Eine flackernde Oellampe wurde auf den steinernen Tisch zwischen uns gesetzt und Monk entfaltete das Pergament.

Ganz richtig: S. R. 7/9. Das ist deutlich genug!

Was ist deutlich genug?

Die Buchstaben! Das Datum!

Das Datum?

Kannst du denn nicht lesen?

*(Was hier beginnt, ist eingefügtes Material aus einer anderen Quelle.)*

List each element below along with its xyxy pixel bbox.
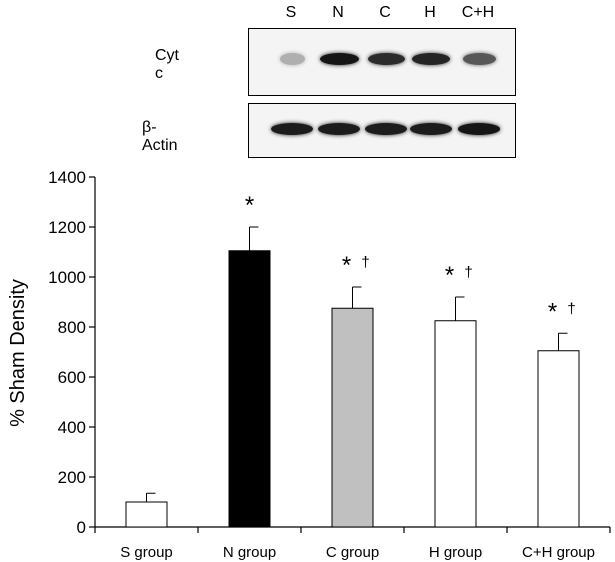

S. R.: San Roque. 7/9: der siebente September – das ist morgen, da soll der Stierkampf stattfinden.

Endlich ging mir ein Licht auf: Du glaubst, daß wir morgen in San Roque die Person treffen würden, der die Brieftasche gehört?

Ich bin überzeugt, daß sie dort sein wird.

Aber wir kennen sie nicht und haben sie nie gesehen!

Kommt Zeit, kommt Rat; wir, haben jetzt den Faden in der Hand wir müssen ihn durch das Labyrinth verfolgen.

Holt hörte uns zu, ganz bleich vor Gemütsbewegung, ohne ein Wort zu sprechen.

Wieder mußte der Wirt zur Stelle; aber es kostete uns eine ansehnliche Summe Geldes, um drei Maultiere und einen Führer für den nächsten Tag zu dingen.